Here is the abstract of David Pitcher’s article.
Beale, perhaps an expert in the authorial intent of New Testament writers, in his Inaugural Lecture noted that compared to modern exegetical methods the various
opinions regarding the exegetical approach of the New Testament writers including their interpretive approaches are strange or even wrong or illegitimate.
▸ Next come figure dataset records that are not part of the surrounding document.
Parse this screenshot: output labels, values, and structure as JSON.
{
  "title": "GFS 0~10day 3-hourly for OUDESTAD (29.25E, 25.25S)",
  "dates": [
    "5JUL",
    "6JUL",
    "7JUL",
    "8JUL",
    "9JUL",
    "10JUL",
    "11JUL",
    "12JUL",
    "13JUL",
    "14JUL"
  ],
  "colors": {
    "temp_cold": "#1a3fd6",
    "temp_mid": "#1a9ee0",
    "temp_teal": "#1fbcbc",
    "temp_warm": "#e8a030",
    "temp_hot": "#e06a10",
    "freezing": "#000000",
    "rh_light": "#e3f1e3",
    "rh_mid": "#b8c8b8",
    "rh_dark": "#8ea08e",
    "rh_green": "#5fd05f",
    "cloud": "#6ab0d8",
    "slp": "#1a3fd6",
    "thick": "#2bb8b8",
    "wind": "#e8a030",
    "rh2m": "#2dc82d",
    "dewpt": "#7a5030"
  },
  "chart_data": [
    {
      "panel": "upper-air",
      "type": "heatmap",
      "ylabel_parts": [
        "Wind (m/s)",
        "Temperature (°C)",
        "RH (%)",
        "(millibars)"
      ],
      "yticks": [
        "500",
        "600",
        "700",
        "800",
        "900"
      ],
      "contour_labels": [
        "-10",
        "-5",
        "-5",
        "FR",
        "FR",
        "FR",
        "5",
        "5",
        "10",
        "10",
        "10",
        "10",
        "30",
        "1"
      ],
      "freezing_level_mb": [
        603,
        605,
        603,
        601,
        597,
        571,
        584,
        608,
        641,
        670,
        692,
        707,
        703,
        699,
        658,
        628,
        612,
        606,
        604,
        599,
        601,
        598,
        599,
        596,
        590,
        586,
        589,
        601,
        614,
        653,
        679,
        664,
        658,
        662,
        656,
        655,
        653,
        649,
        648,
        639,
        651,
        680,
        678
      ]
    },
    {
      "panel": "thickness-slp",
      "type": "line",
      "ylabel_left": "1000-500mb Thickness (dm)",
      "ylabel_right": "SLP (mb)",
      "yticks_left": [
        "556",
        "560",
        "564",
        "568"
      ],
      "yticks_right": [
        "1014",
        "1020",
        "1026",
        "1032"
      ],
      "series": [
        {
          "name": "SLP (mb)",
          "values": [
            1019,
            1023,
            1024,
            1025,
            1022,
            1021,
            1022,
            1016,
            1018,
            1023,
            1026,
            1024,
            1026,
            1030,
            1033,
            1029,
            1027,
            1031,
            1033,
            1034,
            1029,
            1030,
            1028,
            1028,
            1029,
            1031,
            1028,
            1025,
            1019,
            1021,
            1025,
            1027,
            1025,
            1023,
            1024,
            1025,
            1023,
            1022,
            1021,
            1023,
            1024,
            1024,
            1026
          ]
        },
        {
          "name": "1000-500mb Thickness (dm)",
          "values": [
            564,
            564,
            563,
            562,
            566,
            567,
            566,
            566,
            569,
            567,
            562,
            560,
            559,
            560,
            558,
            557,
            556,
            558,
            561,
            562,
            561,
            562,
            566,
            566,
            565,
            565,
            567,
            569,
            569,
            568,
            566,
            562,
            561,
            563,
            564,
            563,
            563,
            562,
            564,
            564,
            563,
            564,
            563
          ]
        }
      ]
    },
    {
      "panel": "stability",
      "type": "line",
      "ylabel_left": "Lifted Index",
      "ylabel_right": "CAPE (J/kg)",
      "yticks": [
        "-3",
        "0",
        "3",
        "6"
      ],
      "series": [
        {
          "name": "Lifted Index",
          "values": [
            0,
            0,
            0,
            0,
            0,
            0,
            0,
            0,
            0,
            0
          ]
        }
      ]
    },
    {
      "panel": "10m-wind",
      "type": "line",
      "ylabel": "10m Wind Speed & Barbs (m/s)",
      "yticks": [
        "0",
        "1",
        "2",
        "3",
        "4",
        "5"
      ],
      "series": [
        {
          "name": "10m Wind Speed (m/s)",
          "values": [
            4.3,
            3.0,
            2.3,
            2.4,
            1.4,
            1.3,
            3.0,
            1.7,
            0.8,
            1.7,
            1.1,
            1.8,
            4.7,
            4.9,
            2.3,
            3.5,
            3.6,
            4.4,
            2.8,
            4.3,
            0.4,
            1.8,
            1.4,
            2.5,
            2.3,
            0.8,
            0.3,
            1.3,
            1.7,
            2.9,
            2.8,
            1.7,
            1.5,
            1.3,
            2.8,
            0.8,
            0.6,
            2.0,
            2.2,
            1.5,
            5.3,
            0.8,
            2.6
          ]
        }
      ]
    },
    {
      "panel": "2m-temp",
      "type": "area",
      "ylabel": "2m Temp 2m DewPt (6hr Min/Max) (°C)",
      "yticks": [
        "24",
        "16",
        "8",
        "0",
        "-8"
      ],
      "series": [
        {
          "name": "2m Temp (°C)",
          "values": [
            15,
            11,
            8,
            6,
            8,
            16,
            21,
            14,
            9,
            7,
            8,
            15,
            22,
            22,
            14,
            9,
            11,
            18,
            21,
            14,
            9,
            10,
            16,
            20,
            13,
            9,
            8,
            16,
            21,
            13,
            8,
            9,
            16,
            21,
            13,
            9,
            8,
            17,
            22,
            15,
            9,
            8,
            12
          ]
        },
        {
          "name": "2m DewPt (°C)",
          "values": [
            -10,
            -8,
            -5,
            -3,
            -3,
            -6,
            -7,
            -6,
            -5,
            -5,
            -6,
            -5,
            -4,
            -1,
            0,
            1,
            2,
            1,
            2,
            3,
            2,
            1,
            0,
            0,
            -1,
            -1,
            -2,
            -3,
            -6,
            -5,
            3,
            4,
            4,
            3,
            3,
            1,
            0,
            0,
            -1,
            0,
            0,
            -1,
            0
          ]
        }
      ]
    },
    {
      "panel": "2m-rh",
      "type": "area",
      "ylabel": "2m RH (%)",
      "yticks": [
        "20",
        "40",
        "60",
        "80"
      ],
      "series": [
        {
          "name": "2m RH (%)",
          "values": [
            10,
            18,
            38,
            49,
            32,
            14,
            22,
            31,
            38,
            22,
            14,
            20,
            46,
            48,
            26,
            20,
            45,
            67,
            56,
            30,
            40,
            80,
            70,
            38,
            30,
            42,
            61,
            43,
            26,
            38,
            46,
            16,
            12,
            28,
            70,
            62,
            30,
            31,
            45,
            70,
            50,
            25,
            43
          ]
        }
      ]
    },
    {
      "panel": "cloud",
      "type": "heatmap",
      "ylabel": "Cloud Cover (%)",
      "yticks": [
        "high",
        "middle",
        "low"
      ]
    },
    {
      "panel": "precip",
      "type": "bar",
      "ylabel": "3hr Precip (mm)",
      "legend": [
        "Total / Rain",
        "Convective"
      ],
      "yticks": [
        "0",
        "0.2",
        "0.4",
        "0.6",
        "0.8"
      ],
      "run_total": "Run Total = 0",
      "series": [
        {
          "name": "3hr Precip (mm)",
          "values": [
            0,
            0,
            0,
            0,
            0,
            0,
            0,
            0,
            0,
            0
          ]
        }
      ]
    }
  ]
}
He began his article with the premise that the New Testament writers “were writing under divine inspiration and that God would certainly have a more exhaustive understanding of their intention.” He introduced the term “cognitive peripheral vision” to explain what “is going on” when New Testament authors make direct statements with an explicit meaning but many are at the “edges” with “blurring at these edges.”
This article will attempt to place in focus with an appropriate lens these “edges” and in doing so provide new forensic evidence that the Apostle Paul did indeed write the letters to Timothy and Titus. It will not try to aim to determine every implicit meaning in those letters but merely provide a prescription to and in doing so place in focus the authorship of the letters. Although others have asserted New Testament writers “echo” an Old Testament passage unawares4 and that “they did not know the full meaning of what they wrote” but only “part of the meaning” this article will illuminate the optics at least the Apostle Paul used in his epistles, the discovery of which begins with a paradigmatic analysis.